We all know the big three credit reporting agencies: Experian, TransUnion, and Equifax.
But if you’ve been turned down for a bank account, you need to meet the other players in this space: the checking account screening companies.
- Early Warning Serivces
- Telecheck Services
These specialty reporting agencies may be black balling you when you apply for a bank account.
Bad news only
Checking account screening companies report only negative information about a consumer’s troubles with their banking relationship. Usually, that means unpaid overdraft fees or involvement in fraud related to a checking account.
This is a situation where “no news is good news”. You won’t have a report with these specialty reporting agencies if you haven’t had negative dealings with your bank.
Exercise your rights
Just like the credit reporting agencies, you have a right to know what’s in your file with these specialty reporting agencies.
You are entitled to a free report from these companies once a year under the Fair Credit Reporting Act.
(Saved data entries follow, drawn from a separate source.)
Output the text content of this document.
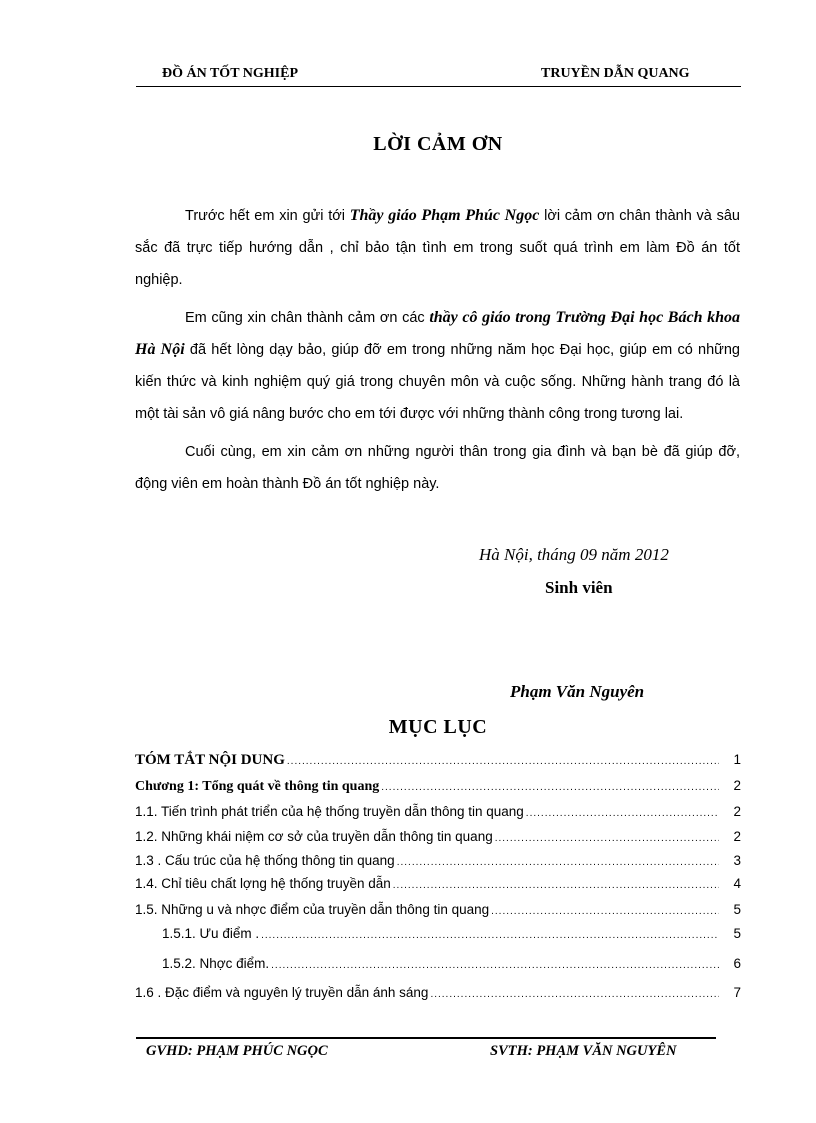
ĐỒ ÁN TỐT NGHIỆP	TRUYỀN DẪN QUANG
LỜI CẢM ƠN

Trước hết em xin gửi tới Thầy giáo Phạm Phúc Ngọc lời cảm ơn chân thành và sâu sắc đã trực tiếp hướng dẫn , chỉ bảo tận tình em trong suốt quá trình em làm Đồ án tốt nghiệp.

Em cũng xin chân thành cảm ơn các thầy cô giáo trong Trường Đại học Bách khoa Hà Nội đã hết lòng dạy bảo, giúp đỡ em trong những năm học Đại học, giúp em có những kiến thức và kinh nghiệm quý giá trong chuyên môn và cuộc sống. Những hành trang đó là một tài sản vô giá nâng bước cho em tới được với những thành công trong tương lai.

Cuối cùng, em xin cảm ơn những người thân trong gia đình và bạn bè đã giúp đỡ, động viên em hoàn thành Đồ án tốt nghiệp này.

Hà Nội, tháng 09 năm 2012
Sinh viên
Phạm Văn Nguyên
MỤC LỤC
TÓM TẮT NỘI DUNG .....	1
Chương 1: Tổng quát về thông tin quang .....	2
1.1. Tiến trình phát triển của hệ thống truyền dẫn thông tin quang .....	2
1.2. Những khái niệm cơ sở của truyền dẫn thông tin quang .....	2
1.3 . Cấu trúc của hệ thống thông tin quang .....	3
1.4. Chỉ tiêu chất lợng hệ thống truyền dẫn .....	4
1.5. Những u và nhợc điểm của truyền dẫn thông tin quang .....	5
1.5.1. Ưu điểm . .....	5
1.5.2. Nhợc điểm. .....	6
1.6 . Đặc điểm và nguyên lý truyền dẫn ánh sáng .....	7
GVHD: PHẠM PHÚC NGỌC	SVTH: PHẠM VĂN NGUYÊN
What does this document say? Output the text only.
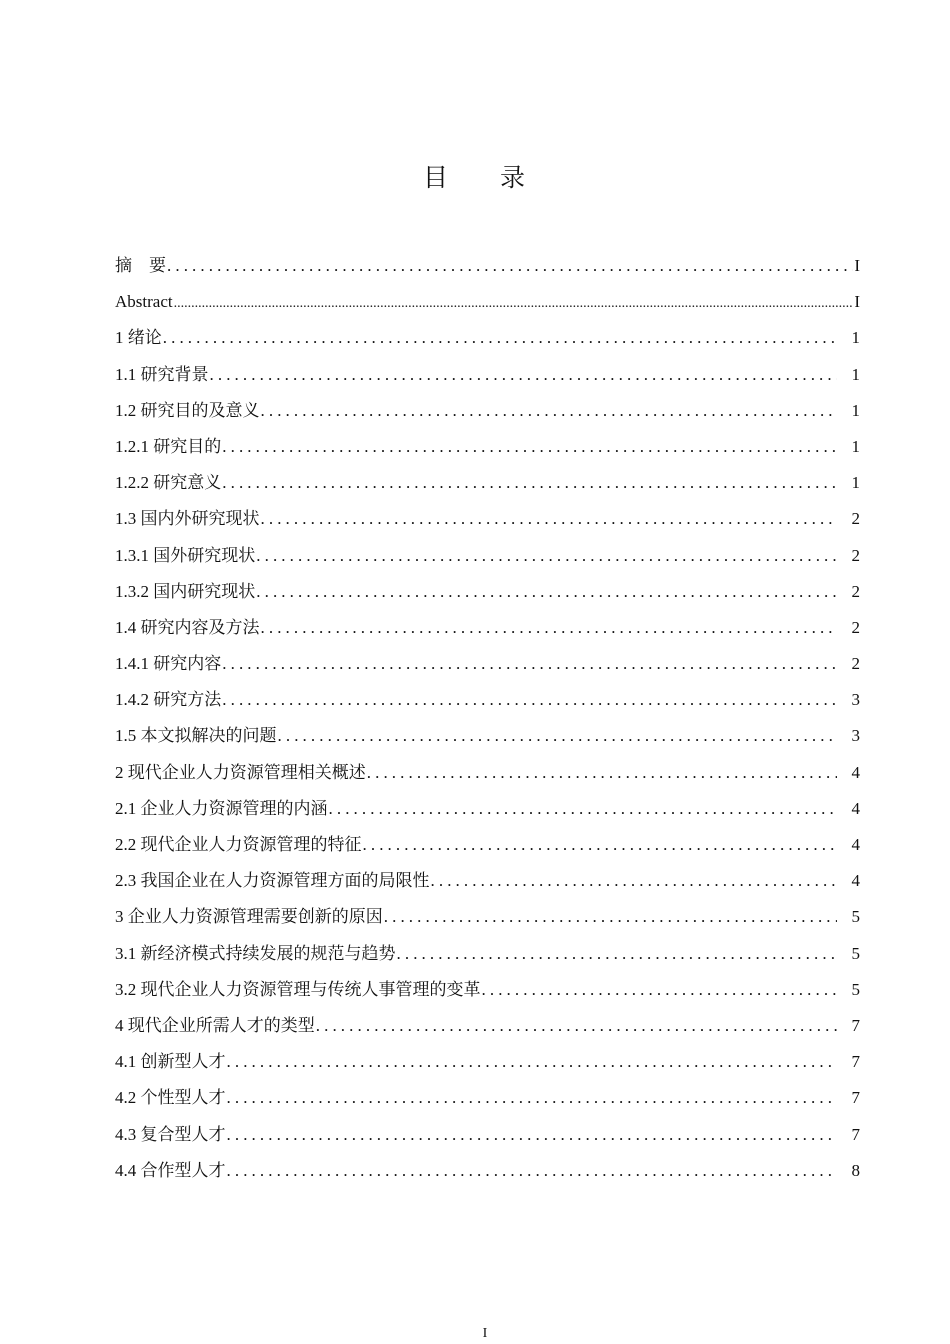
目 录
摘　要 .....	I
Abstract .....	I
1 绪论 .....	1
1.1 研究背景 .....	1
1.2 研究目的及意义 .....	1
1.2.1 研究目的 .....	1
1.2.2 研究意义 .....	1
1.3 国内外研究现状 .....	2
1.3.1 国外研究现状 .....	2
1.3.2 国内研究现状 .....	2
1.4 研究内容及方法 .....	2
1.4.1 研究内容 .....	2
1.4.2 研究方法 .....	3
1.5 本文拟解决的问题 .....	3
2 现代企业人力资源管理相关概述 .....	4
2.1 企业人力资源管理的内涵 .....	4
2.2 现代企业人力资源管理的特征 .....	4
2.3 我国企业在人力资源管理方面的局限性 .....	4
3 企业人力资源管理需要创新的原因 .....	5
3.1 新经济模式持续发展的规范与趋势 .....	5
3.2 现代企业人力资源管理与传统人事管理的变革 .....	5
4 现代企业所需人才的类型 .....	7
4.1 创新型人才 .....	7
4.2 个性型人才 .....	7
4.3 复合型人才 .....	7
4.4 合作型人才 .....	8
I
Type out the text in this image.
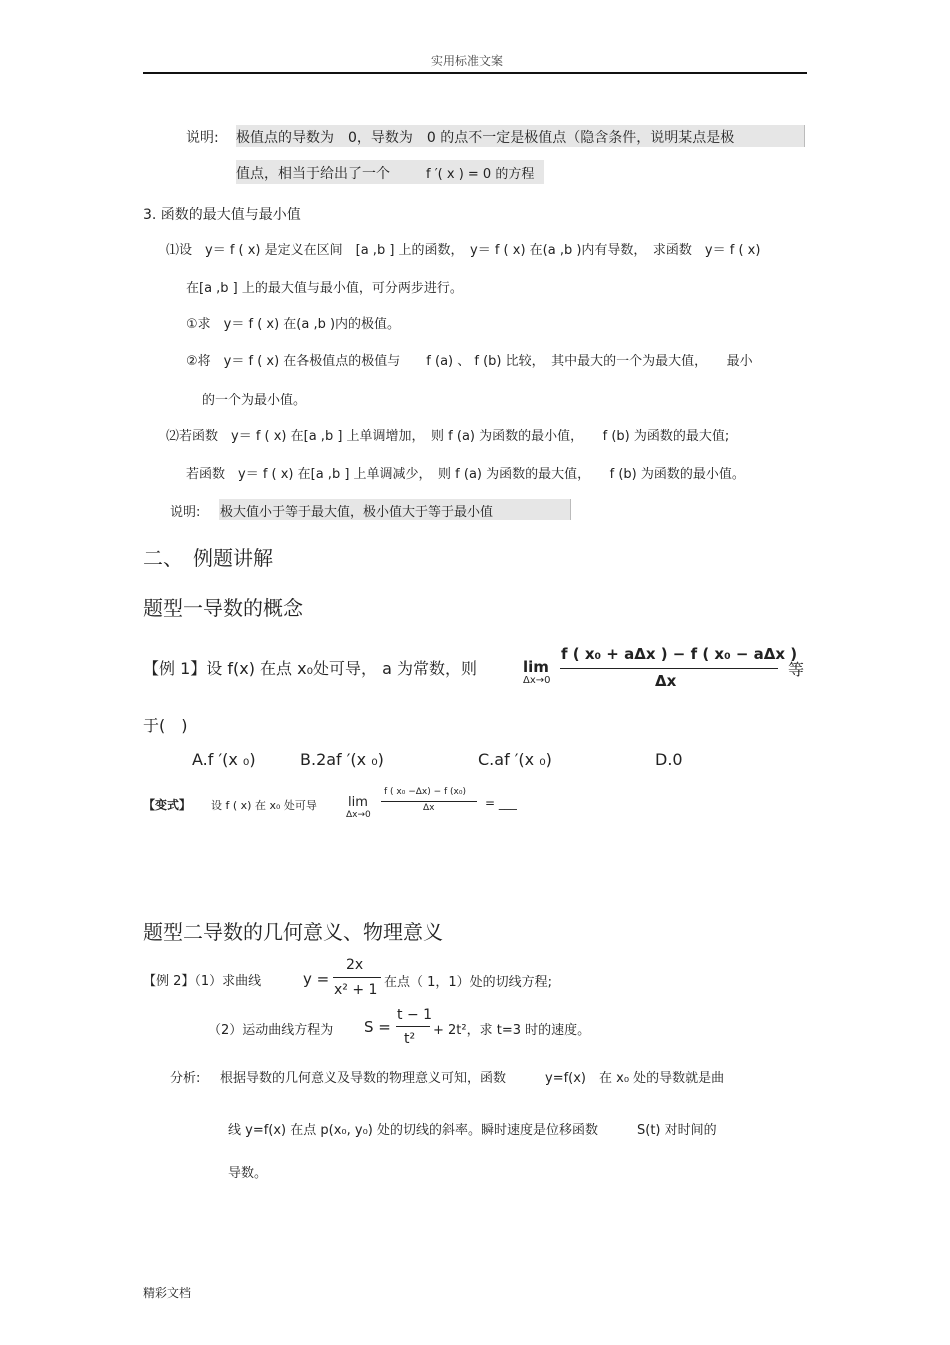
实用标准文案
说明: 极值点的导数为　0，导数为　0 的点不一定是极值点（隐含条件，说明某点是极
值点，相当于给出了一个	f ′( x ) = 0 的方程
3. 函数的最大值与最小值
⑴设　y＝ f ( x) 是定义在区间　[a ,b ] 上的函数，　y＝ f ( x) 在(a ,b )内有导数，　求函数　y＝ f ( x)
在[a ,b ] 上的最大值与最小值，可分两步进行。
①求　y＝ f ( x) 在(a ,b )内的极值。
②将　y＝ f ( x) 在各极值点的极值与　　f (a) 、 f (b) 比较，　其中最大的一个为最大值，　　最小
的一个为最小值。
⑵若函数　y＝ f ( x) 在[a ,b ] 上单调增加，　则 f (a) 为函数的最小值，　　f (b) 为函数的最大值;
若函数　y＝ f ( x) 在[a ,b ] 上单调减少，　则 f (a) 为函数的最大值，　　f (b) 为函数的最小值。
说明: 极大值小于等于最大值，极小值大于等于最小值
二、　例题讲解
题型一导数的概念
【例 1】设 f(x) 在点 x₀处可导， a 为常数，则	lim
Δx→0
f ( x₀ + aΔx ) − f ( x₀ − aΔx )
Δx
等
于(　)
A.f ′(x ₀)	B.2af ′(x ₀)	C.af ′(x ₀)	D.0
【变式】 设 f ( x) 在 x₀ 处可导 lim
Δx→0
f ( x₀ −Δx) − f (x₀)
Δx	= ___
题型二导数的几何意义、物理意义
【例 2】（1）求曲线	y =
2x
x² + 1 在点（ 1，1）处的切线方程;
（2）运动曲线方程为 S =
t − 1
t²
+ 2t²，求 t=3 时的速度。
分析: 根据导数的几何意义及导数的物理意义可知，函数　　　y=f(x)　在 x₀ 处的导数就是曲
线 y=f(x) 在点 p(x₀, y₀) 处的切线的斜率。瞬时速度是位移函数　　　S(t) 对时间的
导数。
精彩文档
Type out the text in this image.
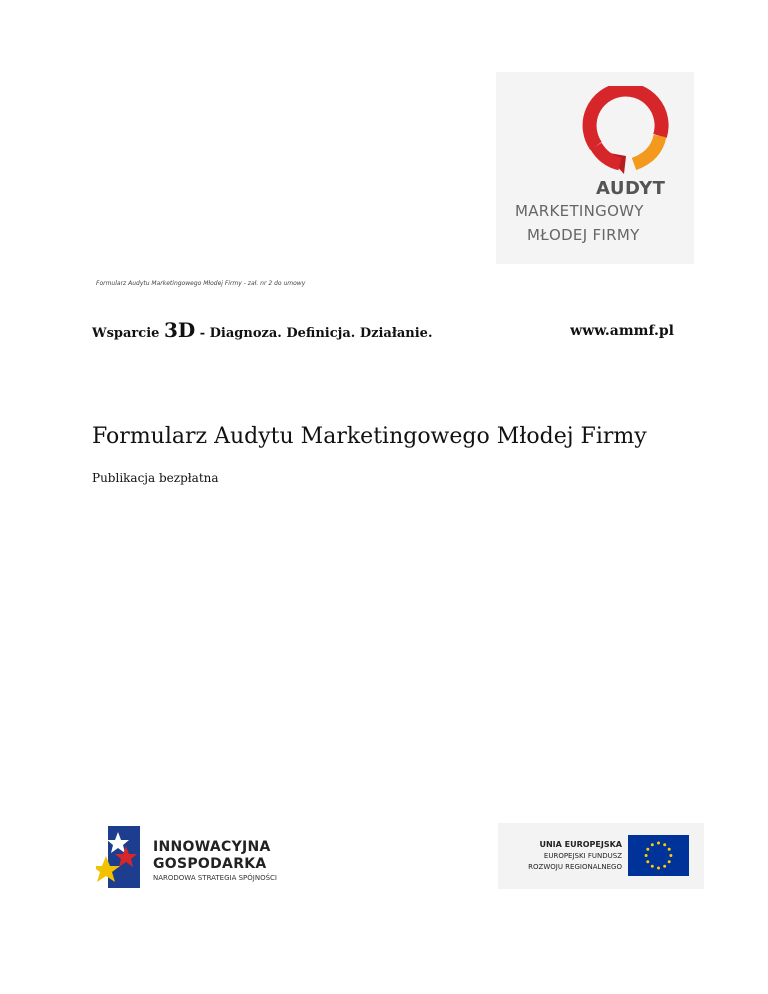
AUDYT
MARKETINGOWY
MŁODEJ FIRMY
Formularz Audytu Marketingowego Młodej Firmy - zał. nr 2 do umowy
Wsparcie 3D - Diagnoza. Definicja. Działanie.	www.ammf.pl
Formularz Audytu Marketingowego Młodej Firmy
Publikacja bezpłatna
INNOWACYJNA
GOSPODARKA
NARODOWA STRATEGIA SPÓJNOŚCI
UNIA EUROPEJSKA
EUROPEJSKI FUNDUSZ
ROZWOJU REGIONALNEGO
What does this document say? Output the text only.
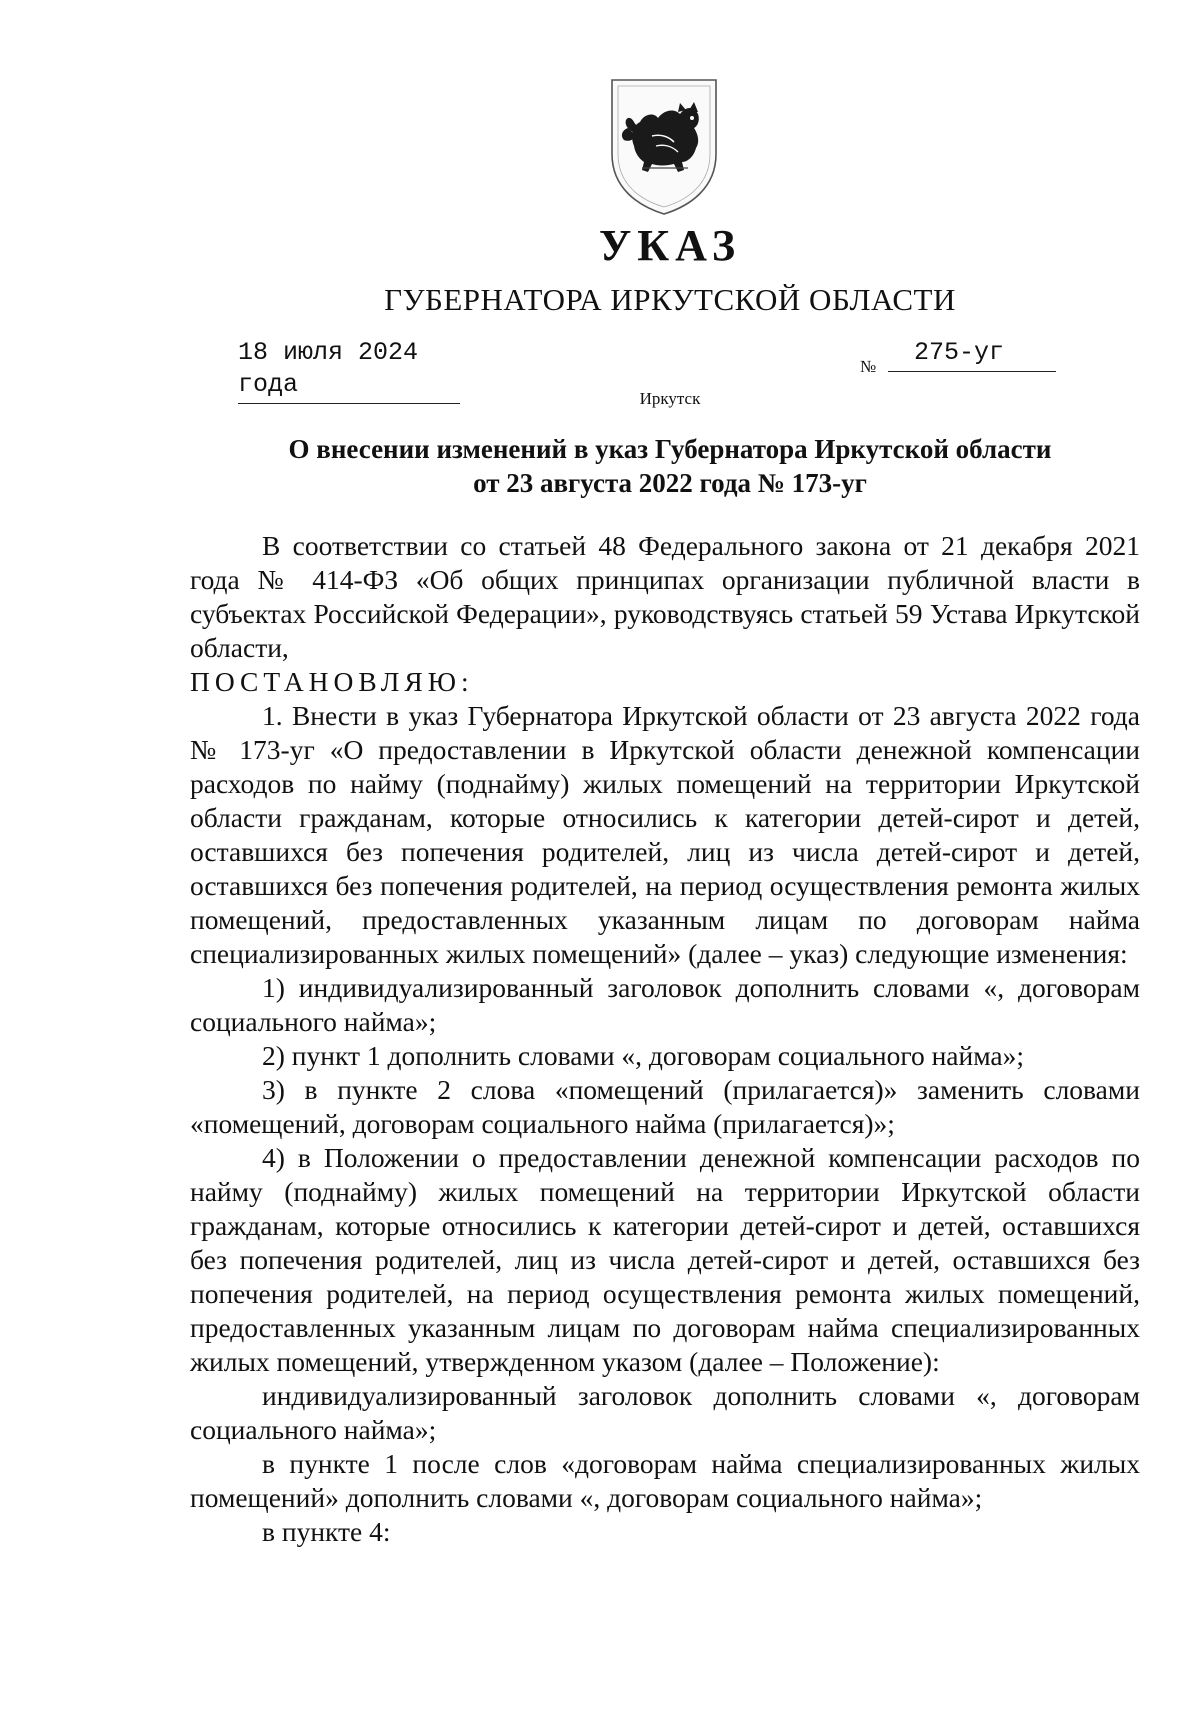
УКАЗ
ГУБЕРНАТОРА ИРКУТСКОЙ ОБЛАСТИ
18 июля 2024 года
№	275-уг
Иркутск
О внесении изменений в указ Губернатора Иркутской области
от 23 августа 2022 года № 173-уг

В соответствии со статьей 48 Федерального закона от 21 декабря 2021 года № 414-ФЗ «Об общих принципах организации публичной власти в субъектах Российской Федерации», руководствуясь статьей 59 Устава Иркутской области,

ПОСТАНОВЛЯЮ:

1. Внести в указ Губернатора Иркутской области от 23 августа 2022 года № 173-уг «О предоставлении в Иркутской области денежной компенсации расходов по найму (поднайму) жилых помещений на территории Иркутской области гражданам, которые относились к категории детей-сирот и детей, оставшихся без попечения родителей, лиц из числа детей-сирот и детей, оставшихся без попечения родителей, на период осуществления ремонта жилых помещений, предоставленных указанным лицам по договорам найма специализированных жилых помещений» (далее – указ) следующие изменения:

1) индивидуализированный заголовок дополнить словами «, договорам социального найма»;

2) пункт 1 дополнить словами «, договорам социального найма»;

3) в пункте 2 слова «помещений (прилагается)» заменить словами «помещений, договорам социального найма (прилагается)»;

4) в Положении о предоставлении денежной компенсации расходов по найму (поднайму) жилых помещений на территории Иркутской области гражданам, которые относились к категории детей-сирот и детей, оставшихся без попечения родителей, лиц из числа детей-сирот и детей, оставшихся без попечения родителей, на период осуществления ремонта жилых помещений, предоставленных указанным лицам по договорам найма специализированных жилых помещений, утвержденном указом (далее – Положение):

индивидуализированный заголовок дополнить словами «, договорам социального найма»;

в пункте 1 после слов «договорам найма специализированных жилых помещений» дополнить словами «, договорам социального найма»;

в пункте 4:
If you are turned down for a bank account, or get a “adverse action” notice, you have a right to a free copy of the report on which the adverse action was based. More on checking account denials.
If you find information that is inaccurate, you can dispute it with the reporting agency and with the bank that provided information that is wrong.
The Consumer Financial Protection Bureau comes to our aid here, and again.
Here’s a list of the check and bank screening companies and their contact information.
If you don’t get an appropriate response from the reporting company, the CFPB will take your complaint and work to get a response. File a complaint.
Why a bank account is important
While the financial services world is certainly changing, it’s hard to be a credible candidate for credit for a car loan or a home loan without a bank account. If you’ve been turned down by a bank or a credit union, get on it, and form a relationship with a bank.